Untuk BBM subsidi, tidak ada perubahan harga. Pertalite masih dipatok Rp10.000 per liter dan Biosolar tetap Rp6.800 per liter.
Dampak pada persaingan SPBU dan pilihan konsumen
Di jaringan SPBU swasta, Shell menetapkan harga Shell V-Power Diesel sebesar Rp21.340 per liter, turun dari Rp24.490 per liter sejak awal bulan. Vivo Energy juga menurunkan harga Diesel Primus menjadi Rp21.340 per liter, sementara Revvo 92 dijual Rp16.670 per liter dan Revvo 95 dibanderol Rp17.240 per liter.BP turut melakukan penyesuaian pada sejumlah produknya. BP 92 kini dipasarkan seharga Rp16.670 per liter, BP 95 dijual Rp17.240 per liter, dan Ultimate Diesel dibanderol Rp21.340 per liter.
Perubahan harga ini memperlihatkan persaingan yang tetap aktif di segmen BBM nonsubsidi, terutama untuk produk diesel dan bensin beroktan lebih tinggi. Bagi konsumen, daftar harga terbaru tersebut memperluas opsi pembelian berdasarkan merek, jenis bahan bakar, dan kisaran harga di tiap jaringan SPBU.

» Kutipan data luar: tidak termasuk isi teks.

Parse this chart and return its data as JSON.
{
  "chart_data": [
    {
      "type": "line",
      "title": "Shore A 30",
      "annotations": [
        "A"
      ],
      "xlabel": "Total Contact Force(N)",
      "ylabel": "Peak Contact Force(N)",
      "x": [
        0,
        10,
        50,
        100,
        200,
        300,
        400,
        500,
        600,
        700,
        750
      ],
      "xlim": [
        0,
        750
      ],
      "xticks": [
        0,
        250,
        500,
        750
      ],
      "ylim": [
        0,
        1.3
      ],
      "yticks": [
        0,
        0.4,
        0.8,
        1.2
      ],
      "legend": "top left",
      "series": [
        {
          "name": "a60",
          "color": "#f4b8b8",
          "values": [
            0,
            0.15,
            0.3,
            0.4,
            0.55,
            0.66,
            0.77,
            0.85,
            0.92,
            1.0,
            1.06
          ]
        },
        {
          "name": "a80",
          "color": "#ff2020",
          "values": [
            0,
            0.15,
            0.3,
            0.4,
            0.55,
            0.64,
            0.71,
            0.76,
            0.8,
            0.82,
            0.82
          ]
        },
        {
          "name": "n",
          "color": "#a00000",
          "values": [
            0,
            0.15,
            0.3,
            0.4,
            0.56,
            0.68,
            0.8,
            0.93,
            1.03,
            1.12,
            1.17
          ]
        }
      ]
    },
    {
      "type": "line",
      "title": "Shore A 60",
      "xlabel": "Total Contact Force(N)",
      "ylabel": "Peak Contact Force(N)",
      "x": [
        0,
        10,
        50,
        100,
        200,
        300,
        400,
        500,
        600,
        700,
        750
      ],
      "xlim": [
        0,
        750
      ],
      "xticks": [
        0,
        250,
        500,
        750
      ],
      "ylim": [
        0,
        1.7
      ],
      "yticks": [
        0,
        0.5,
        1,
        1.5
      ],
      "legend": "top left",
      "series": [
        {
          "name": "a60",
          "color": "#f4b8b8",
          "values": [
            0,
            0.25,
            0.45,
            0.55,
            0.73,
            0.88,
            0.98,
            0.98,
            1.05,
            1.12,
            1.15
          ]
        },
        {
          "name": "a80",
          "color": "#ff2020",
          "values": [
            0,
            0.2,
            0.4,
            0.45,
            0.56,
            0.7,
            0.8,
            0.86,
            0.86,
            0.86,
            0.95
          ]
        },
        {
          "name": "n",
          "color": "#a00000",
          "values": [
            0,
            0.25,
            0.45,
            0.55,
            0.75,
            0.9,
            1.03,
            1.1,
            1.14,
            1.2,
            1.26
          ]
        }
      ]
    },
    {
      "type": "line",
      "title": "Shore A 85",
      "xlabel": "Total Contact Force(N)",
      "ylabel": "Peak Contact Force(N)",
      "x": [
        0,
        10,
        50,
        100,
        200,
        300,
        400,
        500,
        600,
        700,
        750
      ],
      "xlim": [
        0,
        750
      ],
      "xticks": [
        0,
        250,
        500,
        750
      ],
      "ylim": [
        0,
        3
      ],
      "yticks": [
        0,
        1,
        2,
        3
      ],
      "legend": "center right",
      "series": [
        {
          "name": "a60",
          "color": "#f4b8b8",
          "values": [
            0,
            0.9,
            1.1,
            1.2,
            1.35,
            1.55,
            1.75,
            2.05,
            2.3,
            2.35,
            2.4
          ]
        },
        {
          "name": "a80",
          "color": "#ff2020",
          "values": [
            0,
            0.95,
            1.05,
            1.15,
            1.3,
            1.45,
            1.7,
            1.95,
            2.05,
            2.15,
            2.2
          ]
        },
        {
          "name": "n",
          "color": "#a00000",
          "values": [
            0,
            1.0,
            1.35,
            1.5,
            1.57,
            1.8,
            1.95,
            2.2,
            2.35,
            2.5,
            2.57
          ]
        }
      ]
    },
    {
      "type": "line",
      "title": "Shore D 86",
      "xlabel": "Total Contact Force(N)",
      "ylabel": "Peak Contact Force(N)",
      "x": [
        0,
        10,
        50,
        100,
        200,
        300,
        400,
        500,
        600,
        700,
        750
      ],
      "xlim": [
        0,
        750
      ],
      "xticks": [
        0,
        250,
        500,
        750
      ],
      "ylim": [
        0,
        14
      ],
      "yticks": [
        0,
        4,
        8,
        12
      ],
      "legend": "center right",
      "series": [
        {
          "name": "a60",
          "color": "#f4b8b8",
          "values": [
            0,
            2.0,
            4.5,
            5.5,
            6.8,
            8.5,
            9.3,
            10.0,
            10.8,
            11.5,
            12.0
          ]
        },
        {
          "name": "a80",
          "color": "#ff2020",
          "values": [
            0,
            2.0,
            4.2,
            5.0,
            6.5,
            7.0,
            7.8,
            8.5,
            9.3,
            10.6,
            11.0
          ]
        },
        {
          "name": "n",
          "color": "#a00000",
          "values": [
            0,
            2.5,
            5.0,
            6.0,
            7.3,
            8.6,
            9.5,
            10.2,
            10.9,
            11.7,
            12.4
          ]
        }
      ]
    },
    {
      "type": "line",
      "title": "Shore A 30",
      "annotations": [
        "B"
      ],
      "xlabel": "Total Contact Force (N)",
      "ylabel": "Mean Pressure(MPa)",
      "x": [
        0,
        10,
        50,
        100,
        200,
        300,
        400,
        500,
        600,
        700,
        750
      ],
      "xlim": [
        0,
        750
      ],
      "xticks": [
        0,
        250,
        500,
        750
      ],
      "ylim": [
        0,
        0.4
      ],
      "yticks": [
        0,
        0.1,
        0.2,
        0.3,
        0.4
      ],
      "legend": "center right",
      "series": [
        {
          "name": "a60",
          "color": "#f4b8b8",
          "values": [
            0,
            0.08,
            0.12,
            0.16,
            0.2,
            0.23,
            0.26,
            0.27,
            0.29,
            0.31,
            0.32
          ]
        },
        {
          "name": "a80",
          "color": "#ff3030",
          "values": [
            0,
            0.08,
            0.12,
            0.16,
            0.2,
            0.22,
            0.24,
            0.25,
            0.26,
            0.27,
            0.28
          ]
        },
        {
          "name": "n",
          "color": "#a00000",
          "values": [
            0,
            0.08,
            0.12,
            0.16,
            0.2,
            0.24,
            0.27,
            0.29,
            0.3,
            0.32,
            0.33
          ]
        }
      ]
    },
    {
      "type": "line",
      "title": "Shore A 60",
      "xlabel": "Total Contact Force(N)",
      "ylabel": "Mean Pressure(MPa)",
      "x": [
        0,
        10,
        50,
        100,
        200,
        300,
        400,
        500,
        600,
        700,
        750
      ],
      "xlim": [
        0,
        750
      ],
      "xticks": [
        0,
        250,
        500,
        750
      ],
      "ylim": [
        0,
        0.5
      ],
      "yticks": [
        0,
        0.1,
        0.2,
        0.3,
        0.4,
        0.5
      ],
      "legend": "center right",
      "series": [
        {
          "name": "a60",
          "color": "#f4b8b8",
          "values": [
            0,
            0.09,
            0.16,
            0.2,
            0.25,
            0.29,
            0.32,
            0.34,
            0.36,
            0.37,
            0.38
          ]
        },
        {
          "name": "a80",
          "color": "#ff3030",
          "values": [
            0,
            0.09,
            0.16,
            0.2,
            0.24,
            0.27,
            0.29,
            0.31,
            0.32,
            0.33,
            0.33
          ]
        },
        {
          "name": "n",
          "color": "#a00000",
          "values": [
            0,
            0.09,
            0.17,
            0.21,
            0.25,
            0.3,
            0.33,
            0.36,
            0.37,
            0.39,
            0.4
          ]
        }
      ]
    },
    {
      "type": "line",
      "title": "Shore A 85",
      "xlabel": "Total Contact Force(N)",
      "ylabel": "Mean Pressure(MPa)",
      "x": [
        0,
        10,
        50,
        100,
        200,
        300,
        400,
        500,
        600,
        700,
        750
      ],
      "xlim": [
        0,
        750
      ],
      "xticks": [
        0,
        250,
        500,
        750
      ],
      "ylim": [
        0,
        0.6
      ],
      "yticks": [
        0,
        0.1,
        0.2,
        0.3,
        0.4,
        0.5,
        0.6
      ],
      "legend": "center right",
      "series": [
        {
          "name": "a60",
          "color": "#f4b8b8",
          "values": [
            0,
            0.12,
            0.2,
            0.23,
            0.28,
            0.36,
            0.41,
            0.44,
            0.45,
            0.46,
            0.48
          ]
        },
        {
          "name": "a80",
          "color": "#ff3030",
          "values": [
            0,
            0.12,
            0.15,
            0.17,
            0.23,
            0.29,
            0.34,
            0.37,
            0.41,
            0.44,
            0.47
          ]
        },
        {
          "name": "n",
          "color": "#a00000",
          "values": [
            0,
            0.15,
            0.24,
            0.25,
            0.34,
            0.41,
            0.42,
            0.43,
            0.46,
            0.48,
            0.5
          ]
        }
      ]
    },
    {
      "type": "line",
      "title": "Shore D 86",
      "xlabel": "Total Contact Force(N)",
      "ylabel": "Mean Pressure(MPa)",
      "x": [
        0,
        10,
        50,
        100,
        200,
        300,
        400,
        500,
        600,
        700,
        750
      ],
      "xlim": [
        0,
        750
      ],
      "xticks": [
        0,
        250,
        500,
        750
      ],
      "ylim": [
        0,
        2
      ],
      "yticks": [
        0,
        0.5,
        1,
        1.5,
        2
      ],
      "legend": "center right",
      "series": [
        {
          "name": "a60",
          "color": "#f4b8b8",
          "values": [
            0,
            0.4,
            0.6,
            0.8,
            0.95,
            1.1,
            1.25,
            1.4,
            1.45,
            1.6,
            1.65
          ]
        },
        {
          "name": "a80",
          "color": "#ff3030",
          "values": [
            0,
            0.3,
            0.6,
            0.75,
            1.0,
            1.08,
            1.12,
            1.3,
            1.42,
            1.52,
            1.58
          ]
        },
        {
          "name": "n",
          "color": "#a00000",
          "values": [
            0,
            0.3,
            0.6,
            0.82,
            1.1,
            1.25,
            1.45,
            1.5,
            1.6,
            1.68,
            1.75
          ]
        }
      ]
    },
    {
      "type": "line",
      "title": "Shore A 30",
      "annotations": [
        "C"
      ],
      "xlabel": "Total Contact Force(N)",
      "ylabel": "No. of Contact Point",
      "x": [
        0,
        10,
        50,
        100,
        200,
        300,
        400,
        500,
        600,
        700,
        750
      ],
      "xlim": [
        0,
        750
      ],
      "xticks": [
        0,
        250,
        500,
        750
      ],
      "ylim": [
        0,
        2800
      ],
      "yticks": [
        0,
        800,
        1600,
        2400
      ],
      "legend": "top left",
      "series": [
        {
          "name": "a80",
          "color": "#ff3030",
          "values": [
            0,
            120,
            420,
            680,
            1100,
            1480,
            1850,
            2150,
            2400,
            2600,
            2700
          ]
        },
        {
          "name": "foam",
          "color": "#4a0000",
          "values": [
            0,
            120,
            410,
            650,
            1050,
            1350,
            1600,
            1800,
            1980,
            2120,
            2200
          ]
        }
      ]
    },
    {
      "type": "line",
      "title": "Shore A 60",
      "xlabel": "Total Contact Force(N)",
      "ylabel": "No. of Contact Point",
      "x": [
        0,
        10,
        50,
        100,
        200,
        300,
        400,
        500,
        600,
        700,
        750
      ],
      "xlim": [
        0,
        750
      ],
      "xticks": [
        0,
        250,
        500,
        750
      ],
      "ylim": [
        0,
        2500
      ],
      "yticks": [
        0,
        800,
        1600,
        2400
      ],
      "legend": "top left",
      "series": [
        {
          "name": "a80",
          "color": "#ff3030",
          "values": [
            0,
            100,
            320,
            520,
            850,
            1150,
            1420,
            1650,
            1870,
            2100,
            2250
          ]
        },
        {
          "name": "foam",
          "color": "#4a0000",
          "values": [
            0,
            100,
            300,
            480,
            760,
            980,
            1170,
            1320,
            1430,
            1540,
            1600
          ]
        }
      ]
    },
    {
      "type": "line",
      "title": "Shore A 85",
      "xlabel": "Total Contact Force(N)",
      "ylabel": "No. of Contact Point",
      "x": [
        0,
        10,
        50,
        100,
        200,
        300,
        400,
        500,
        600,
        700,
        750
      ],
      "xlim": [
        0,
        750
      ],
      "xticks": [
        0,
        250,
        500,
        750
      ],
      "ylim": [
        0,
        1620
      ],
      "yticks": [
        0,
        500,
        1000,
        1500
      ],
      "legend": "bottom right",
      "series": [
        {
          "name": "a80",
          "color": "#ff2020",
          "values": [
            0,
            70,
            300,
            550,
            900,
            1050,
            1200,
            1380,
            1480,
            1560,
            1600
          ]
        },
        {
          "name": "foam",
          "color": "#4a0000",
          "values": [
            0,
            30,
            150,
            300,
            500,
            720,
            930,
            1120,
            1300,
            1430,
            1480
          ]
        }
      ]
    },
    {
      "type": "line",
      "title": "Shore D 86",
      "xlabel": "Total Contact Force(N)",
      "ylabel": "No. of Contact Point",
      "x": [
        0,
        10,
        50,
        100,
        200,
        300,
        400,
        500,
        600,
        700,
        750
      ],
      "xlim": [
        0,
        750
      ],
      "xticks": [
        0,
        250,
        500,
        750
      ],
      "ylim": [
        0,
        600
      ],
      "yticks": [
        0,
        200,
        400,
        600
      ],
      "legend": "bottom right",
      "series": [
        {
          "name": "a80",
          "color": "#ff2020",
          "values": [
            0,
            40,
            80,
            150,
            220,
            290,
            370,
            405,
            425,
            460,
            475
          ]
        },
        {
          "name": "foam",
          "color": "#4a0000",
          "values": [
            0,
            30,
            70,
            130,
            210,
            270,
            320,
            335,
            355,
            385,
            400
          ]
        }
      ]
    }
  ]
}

Dalam laporan kami sebelumnya tentang program mandatori biodiesel B50, kami membahas masa transisi selama tiga bulan sejak 1 Juli 2026 hingga target penerapan penuh di seluruh SPBU pada 1 Oktober 2026. Kebijakan ini diproyeksikan menekan impor solar, memperkuat ketahanan energi, serta memberi dampak ekonomi melalui penghematan devisa dan peningkatan nilai tambah komoditas terkait.